A suspected US drone strike, in Yemen, is believed to have killed a top commander, within al-Qaeda’s Arabian Peninsula combat operations.
A suspected US drone strike overnight killed a top Islamist militant commander in southern Yemen who had run al-Qaeda’s combat operations and had a $5 million US bounty on his head, residents said.
In nine months of civil war and a Gulf military intervention in Yemen, the United States has kept up a drone campaign there against al-Qaeda and increasingly, Islamic State militants, who have continued to carry out attacks.
Impoverished Yemen has suffered fierce fighting and humanitarian crisis since March, when a Saudi-led Gulf Arab coalition began near-daily air strikes to rout the Iran-backed Houthis and restore the central government.
Jalal Baleedi was killed by a drone strike as he was traveling in a car with two others in coastal Abyan province.
According to media reports and some analysts, Baleedi may have recently defected from al-Qaeda in the Arabian Peninsula (AQAP) to become the chief of Islamic State’s Yemen branch.
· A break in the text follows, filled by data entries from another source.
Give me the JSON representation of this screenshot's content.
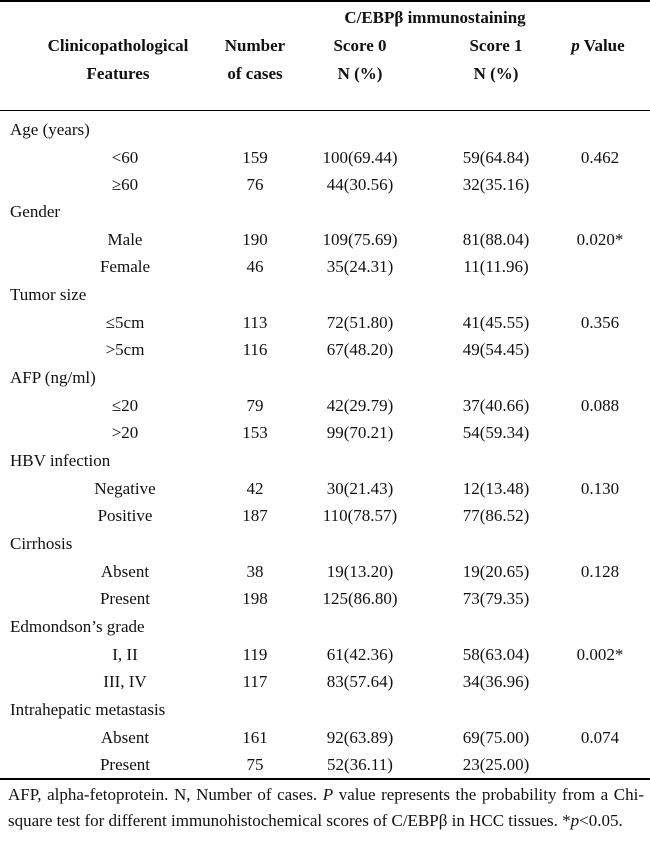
{
  "header": {
    "group_title": "C/EBPβ immunostaining",
    "col_features_line1": "Clinicopathological",
    "col_features_line2": "Features",
    "col_cases_line1": "Number",
    "col_cases_line2": "of cases",
    "col_score0_line1": "Score 0",
    "col_score0_line2": "N (%)",
    "col_score1_line1": "Score 1",
    "col_score1_line2": "N (%)",
    "col_p_italic": "p",
    "col_p_text": " Value"
  },
  "groups": [
    {
      "name": "Age (years)",
      "p": "0.462",
      "rows": [
        {
          "label": "<60",
          "n": "159",
          "s0": "100(69.44)",
          "s1": "59(64.84)"
        },
        {
          "label": "≥60",
          "n": "76",
          "s0": "44(30.56)",
          "s1": "32(35.16)"
        }
      ]
    },
    {
      "name": "Gender",
      "p": "0.020*",
      "rows": [
        {
          "label": "Male",
          "n": "190",
          "s0": "109(75.69)",
          "s1": "81(88.04)"
        },
        {
          "label": "Female",
          "n": "46",
          "s0": "35(24.31)",
          "s1": "11(11.96)"
        }
      ]
    },
    {
      "name": "Tumor size",
      "p": "0.356",
      "rows": [
        {
          "label": "≤5cm",
          "n": "113",
          "s0": "72(51.80)",
          "s1": "41(45.55)"
        },
        {
          "label": ">5cm",
          "n": "116",
          "s0": "67(48.20)",
          "s1": "49(54.45)"
        }
      ]
    },
    {
      "name": "AFP (ng/ml)",
      "p": "0.088",
      "rows": [
        {
          "label": "≤20",
          "n": "79",
          "s0": "42(29.79)",
          "s1": "37(40.66)"
        },
        {
          "label": ">20",
          "n": "153",
          "s0": "99(70.21)",
          "s1": "54(59.34)"
        }
      ]
    },
    {
      "name": "HBV infection",
      "p": "0.130",
      "rows": [
        {
          "label": "Negative",
          "n": "42",
          "s0": "30(21.43)",
          "s1": "12(13.48)"
        },
        {
          "label": "Positive",
          "n": "187",
          "s0": "110(78.57)",
          "s1": "77(86.52)"
        }
      ]
    },
    {
      "name": "Cirrhosis",
      "p": "0.128",
      "rows": [
        {
          "label": "Absent",
          "n": "38",
          "s0": "19(13.20)",
          "s1": "19(20.65)"
        },
        {
          "label": "Present",
          "n": "198",
          "s0": "125(86.80)",
          "s1": "73(79.35)"
        }
      ]
    },
    {
      "name": "Edmondson’s grade",
      "p": "0.002*",
      "rows": [
        {
          "label": "I, II",
          "n": "119",
          "s0": "61(42.36)",
          "s1": "58(63.04)"
        },
        {
          "label": "III, IV",
          "n": "117",
          "s0": "83(57.64)",
          "s1": "34(36.96)"
        }
      ]
    },
    {
      "name": "Intrahepatic metastasis",
      "p": "0.074",
      "rows": [
        {
          "label": "Absent",
          "n": "161",
          "s0": "92(63.89)",
          "s1": "69(75.00)"
        },
        {
          "label": "Present",
          "n": "75",
          "s0": "52(36.11)",
          "s1": "23(25.00)"
        }
      ]
    }
  ],
  "footnote": {
    "part1": "AFP, alpha-fetoprotein. N, Number of cases. ",
    "p_italic": "P",
    "part2": " value represents the probability from a Chi-square test for different immunohistochemical scores of C/EBPβ in HCC tissues. *",
    "p_small_italic": "p",
    "part3": "<0.05."
  }
}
The US State Department said Baleedi was involved in planning attacks on Western diplomatic targets in Sana’a in 2013 and put a reward of up to $5 million for information that would bring him to justice.
Al-Qaeda militants rallied in Abyan capital Zinjibar and planted the group’s black flag on government buildings and setting up checkpoints on main roads and the highway leading to the port city of Aden, Yemen’s temporary capital some 40 kilometers (25 miles) away.